The 7-7-7 challenge pops up on the blogosphere quite a bit, most recently for me by Linda Cassidy Lewis (go read them. Go read them now, I’ll wait, because she’s got some good ones!). So what is this all about? Well, you go to your current WIP (I’ll be doing three, I think, just like Linda). Go to the seventh page. Go down seven lines. Then share the next seven lines. It’s one of my favorite games out there, so, whenever I see it posted, I jump on the chance to play along. Hopefully, they pique your interest and make you want to read more. So have a look, let me know what you think!

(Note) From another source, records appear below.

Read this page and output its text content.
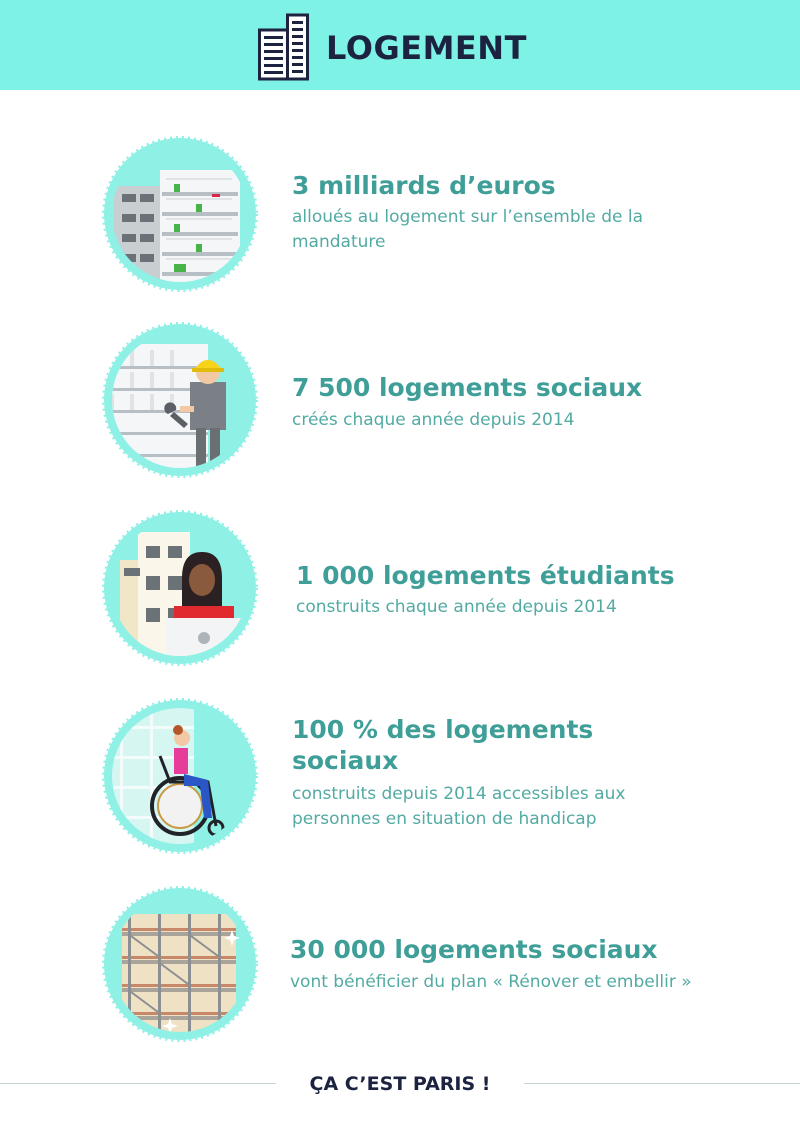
LOGEMENT
3 milliards d’euros

alloués au logement sur l’ensemble de la

mandature

7 500 logements sociaux

créés chaque année depuis 2014

1 000 logements étudiants

construits chaque année depuis 2014

100 % des logements
sociaux

construits depuis 2014 accessibles aux

personnes en situation de handicap

30 000 logements sociaux

vont bénéficier du plan « Rénover et embellir »

ÇA C’EST PARIS !
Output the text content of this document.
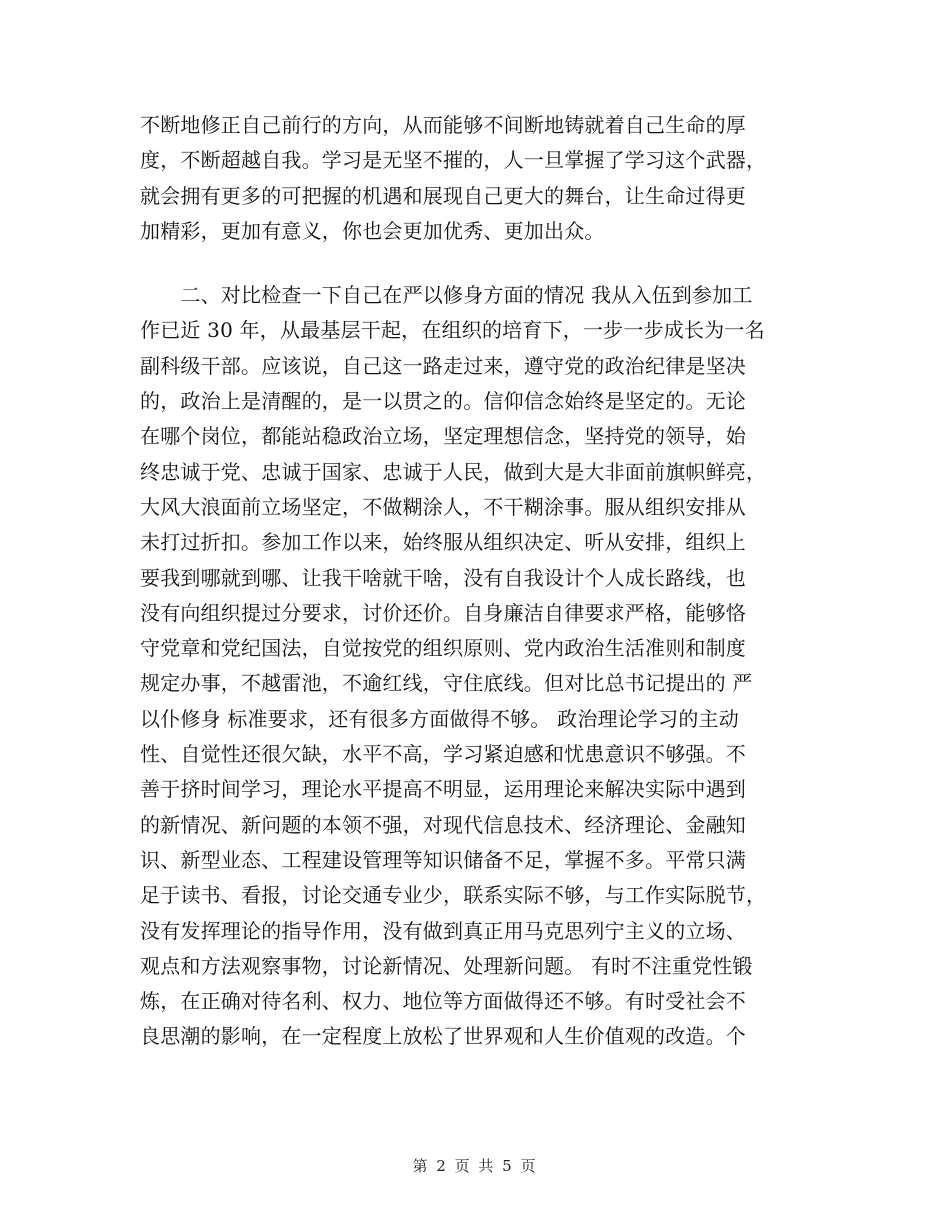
不断地修正自己前行的方向，从而能够不间断地铸就着自己生命的厚
度，不断超越自我。学习是无坚不摧的，人一旦掌握了学习这个武器，
就会拥有更多的可把握的机遇和展现自己更大的舞台，让生命过得更
加精彩，更加有意义，你也会更加优秀、更加出众。
　　二、对比检查一下自己在严以修身方面的情况 我从入伍到参加工
作已近 30 年，从最基层干起，在组织的培育下，一步一步成长为一名
副科级干部。应该说，自己这一路走过来，遵守党的政治纪律是坚决
的，政治上是清醒的，是一以贯之的。信仰信念始终是坚定的。无论
在哪个岗位，都能站稳政治立场，坚定理想信念，坚持党的领导，始
终忠诚于党、忠诚于国家、忠诚于人民，做到大是大非面前旗帜鲜亮，
大风大浪面前立场坚定，不做糊涂人，不干糊涂事。服从组织安排从
未打过折扣。参加工作以来，始终服从组织决定、听从安排，组织上
要我到哪就到哪、让我干啥就干啥，没有自我设计个人成长路线，也
没有向组织提过分要求，讨价还价。自身廉洁自律要求严格，能够恪
守党章和党纪国法，自觉按党的组织原则、党内政治生活准则和制度
规定办事，不越雷池，不逾红线，守住底线。但对比总书记提出的 严
以仆修身 标准要求，还有很多方面做得不够。 政治理论学习的主动
性、自觉性还很欠缺，水平不高，学习紧迫感和忧患意识不够强。不
善于挤时间学习，理论水平提高不明显，运用理论来解决实际中遇到
的新情况、新问题的本领不强，对现代信息技术、经济理论、金融知
识、新型业态、工程建设管理等知识储备不足，掌握不多。平常只满
足于读书、看报，讨论交通专业少，联系实际不够，与工作实际脱节，
没有发挥理论的指导作用，没有做到真正用马克思列宁主义的立场、
观点和方法观察事物，讨论新情况、处理新问题。 有时不注重党性锻
炼，在正确对待名利、权力、地位等方面做得还不够。有时受社会不
良思潮的影响，在一定程度上放松了世界观和人生价值观的改造。个
第 2 页 共 5 页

WIP #1: The Slayer Saga: Soulless.
Veroh straightened her back, tossing her dark hair behind her shoulders. “Many of them have,” she said, voice tight and restrained. She tried a smile, but it was forced and lacking any mirth. “That is why they have come to Paravelle, for safety, to escape the terror of the outside world. The Baron’s own wife is actually a refugee from the south, you know.”
And his mistress probably was, too. “Tell me about the Baron’s wife,” the Slayer said.
WIP #2: Serpent in a Cage.
…Then there were temples and shops, all opulent and exotic in their designs, and, finally, flanked by apartments with wide, open balconies, were the Devahs arches. Devahs, an ancient legend and local hero, had fought two draygens with his bare hands, his feats etched forever into the bold gateway to the square. Locke was always fascinated passed through this way, taking in the crude outline of the man himself, the two writing beasts with their long necks dangling from each clenched fist.
The bubble of conversation and trickling fountains greeted Locke the moment he passed through the arch, and he was pleased to see that it wasn’t so busy that the crowds would shred at his last nerve. It must be that festival drawing most of the people away, but it wasn’t so quiet that he’d be suspect or noticeable, either. Most of the shops were engaged in business, demonstrating fine steel or bartering with each other over fruits. A woman in a small top and gauzy pants twisted her arms and wrists and hips in an enticing dance to the tune strummed by the harp player at her feet.
WIP #3: The Mutineers of Starvation.
She waved one hand dismissively and found a screwdriver with it the other. “Not impossible,” she said, digging into the holo. “Just incredible. Clearly, the Empire figured it out. It just took them a lot longer than a few years. I’ll get there, though. And if not? Then the next generation will. Or the one after that. Or even after that. After all, when your granddad was knee high to a june bug, I doubt they thought even holos were possible out. We’ll figure it out. We always do. And when that happens…”
I was going by sentence lines, not spacial lines, so I cheated a little with the last one because those lines were so short, and just gave you the paragraph. The second is a little rough; that WIP needs a lot of editing, but I’m particularly pleased with the third one, as that character is one of my favorites from the story. Typically, the next step is to tag people to follow suit, but I’m never much of a tagger. I open it up to anyone who would like to share, either on their own blogs or even in the comments below.
Great excerpts, great writing. 🙂
I did the 7 thing on FB yesterday. A “friend” started criticizing my WIP. In public. Luckily, a real friend came by and saved the day. LOL
Man, I really need to spend more time on Facebook. But that can be the nerve-wracking thing about a meme like this…what if the majority of people don’t like the samples? Then what? But if you’re going to be putting it out there in a book form, a little snippet on a website’s nothing. Always a few bad apples to spoil the bunch (though I’d probably critique #2…that draft is still pretty darn rough, lol).